Voltando a Fernando, ele me amava enquanto eu o repudiava. Ele me assediava com sua delicadeza, sua carência de amor de homem, enquanto eu o humilhava e me sentia agredido pelo que me propunha ou de mim desejava. Um dia morreu num acidente de trem quando vinha para o Recife. Senti sua morte, mas não a real dimensão da culpa que veio muito mais tarde, quando minha consciência, já mais esclarecida pela alteridade escrita na literatura, revelou-me camadas humanas que eu ignorava. Para ser exato, essa mudança ocorreu quando li, na Biblioteca Pública de Afogados, no Recife, De Profundis, de Oscar Wilde. Para quem não sabe, é uma obra escrita na forma de uma longa carta para Lord Douglas, o grande amor de Wilde. Fiquei chocado ao descobrir, lendo esse opúsculo, que “o amor que não ousa dizer seu nome”, eufemismo célebre procedente do próprio Wilde, é um amor tão humano quanto as formas de amor legitimadas por nossa cultura. Foi aí que sobreveio a culpa, pois minha memória regrediu no tempo revelando-me o quanto fora preconceituoso e cruel ao rejeitar Fernando, o quanto fora cego e intolerante ao humilhar ou simplesmente rejeitar tantos homossexuais que conheci no internato onde estudei em Palmares.

Voltei a reler De Profundis quando vivi na Inglaterra. Desta feita, a versão original da obra. Aliás, de acordo com os editores do volume The Portable Oscar Wilde, a primeira edição integral e fiel ao texto original escrito por Wilde. Surpreendeu-me a decepção decorrente desta releitura, em certo sentido apenas uma leitura ou nova leitura. Julgo agora compreender melhor minha decepção, que pouco tem a ver com o texto em si. Este é até melhor, já que restaurado à forma do autor. Decepcionei-me simplesmente porque a importância maior da obra, para minha posição de leitor singular, derivava das circunstâncias biográficas e mentais demarcadoras da minha primeira leitura.
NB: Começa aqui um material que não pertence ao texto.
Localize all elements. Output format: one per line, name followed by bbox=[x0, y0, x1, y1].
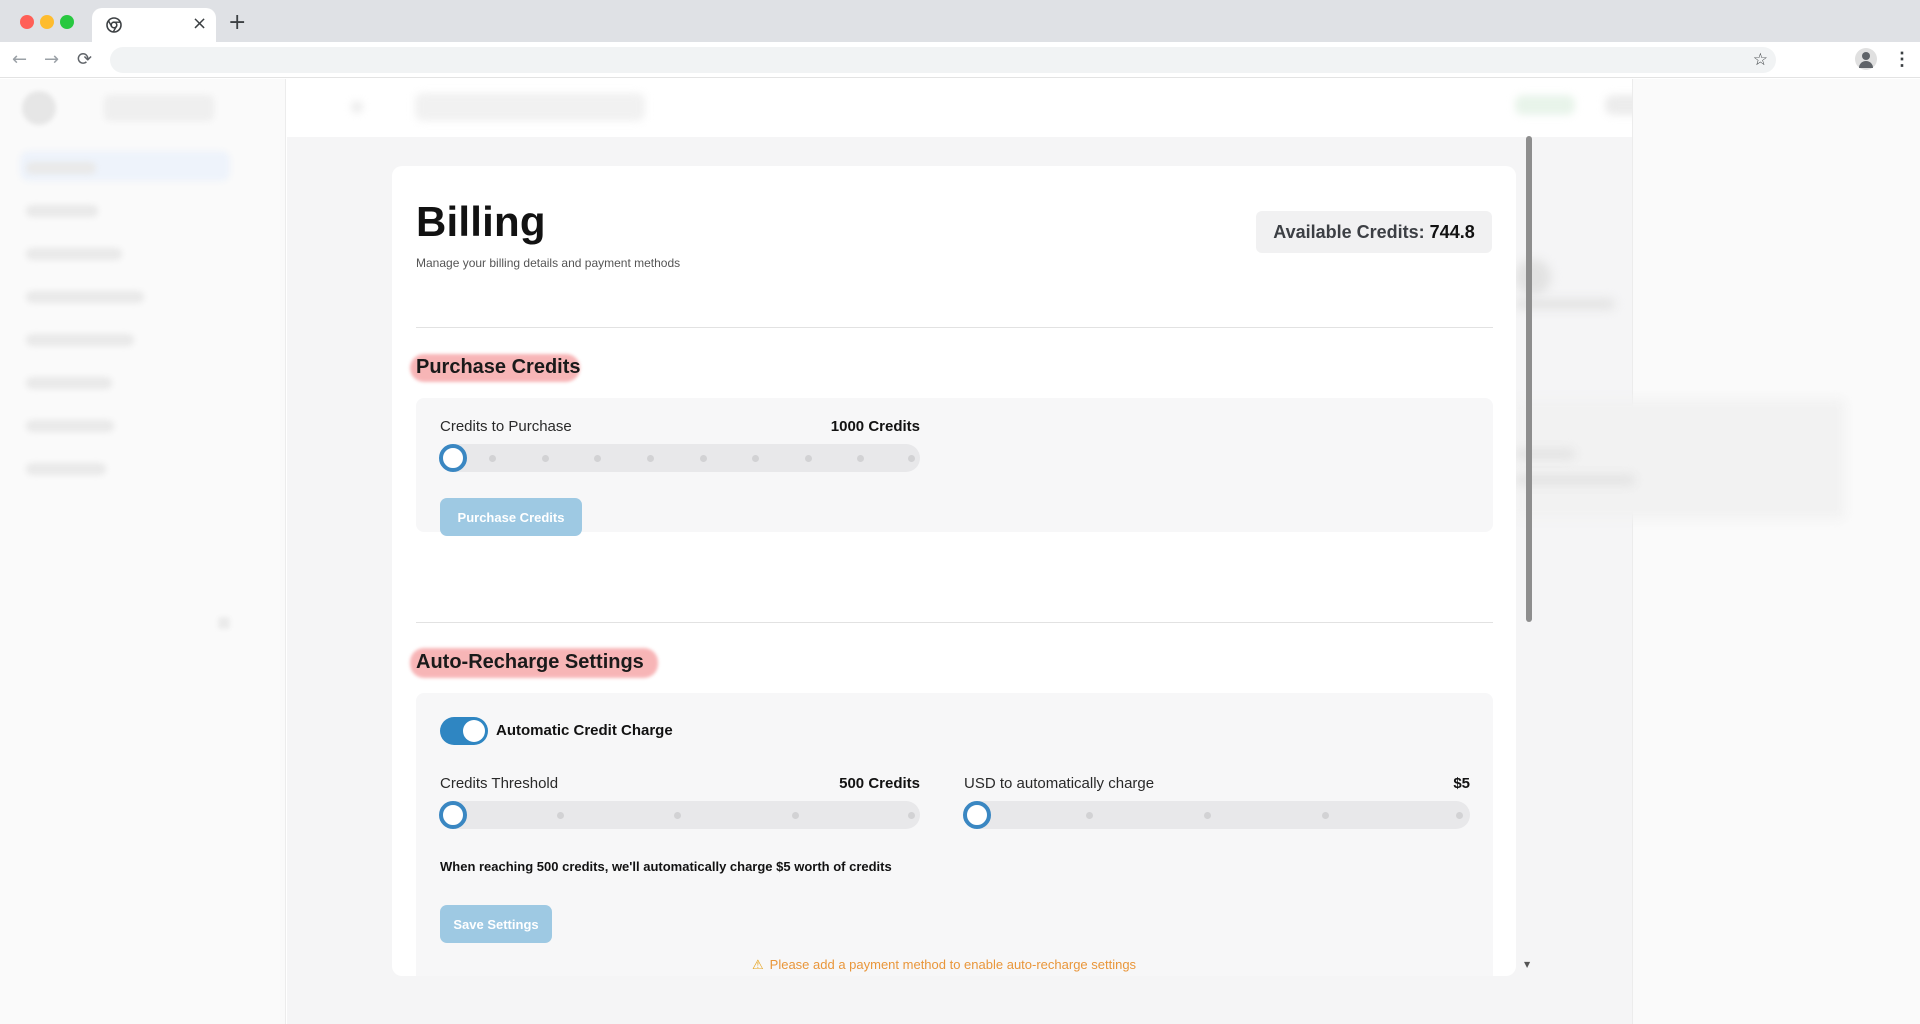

É por essas e outras que toda obra é também uma criação do leitor. O leitor não lê apenas para saber que não está sozinho, frase luminosa que muitas vezes tomei de empréstimo a William Nicholson; o leitor lê para mudar sua vida ou acrescentar a obra à consciência da sua vida. É por ler desse modo que ele reinventa a obra e nesse sentido retraduz o autor.

Suponho que o leitor de hoje leia Oscar Wilde isento da imagem de autor maldito e assim confira à obra que escreveu a prioridade que deve ocupar em relação à biografia. Durante muito tempo, porém, o leitor comum foi atraído para aquela através desta. O que mais fascinava o leitor era a vida dissoluta do autor, sua perversão, sua coragem de viver “o amor que não ousa dizer seu nome”, o processo legal para o qual foi arrastado e cujo desenlace se resume na sua desgraça pública, a condenação à prisão sob o regime de trabalhos forçados e a ruína que foram seus últimos anos de vida. Hoje, suponho ainda, a obra se impõe por si própria e o estilo epigramático de Wilde, saturado de paradoxos e jogos de palavras agudamente deliciosos, o intraduzível witticism inglês, expressão do melhor decadentismo estético da época, sobrevive por força de suas virtudes literárias. Tornou-se afinal possível retratar a vida do escritor dentro das linhas de “normalidade” que o restituem à humanidade espontaneamente reconhecida num escritor heterossexual. Detendo-me apenas no exemplo do cinema, expressão da melhor cultura narrativa do século 20, bastaria comparar Os crimes de Oscar Wilde (The trials of Oscar Wilde), filmado em 1960, e Wilde, de 1997, baseado na biografia escrita por Richard Ellman e dirigido por Brian Gilbert. Para bom entendedor, sem trocadilho, os títulos das duas obras são por si sós bastante reveladores.

Apenas 37 anos separam os dois filmes. No entanto, quanta diferença entre ambos, a partir do próprio título das obras, como assinalei. Por nos conhecer bem acima do pouco que sabemos e queremos saber, Freud não se iludia acerca do progresso humano. Por isso, ao saber dos seus livros ardendo nas chamas das fogueiras da inquisição nazista, evidência ainda amena da catástrofe que se anunciava, limitou-se a dizer: “What progress we are making. In the Middle Ages they would have burnt me; nowadays they are content with burning my books”.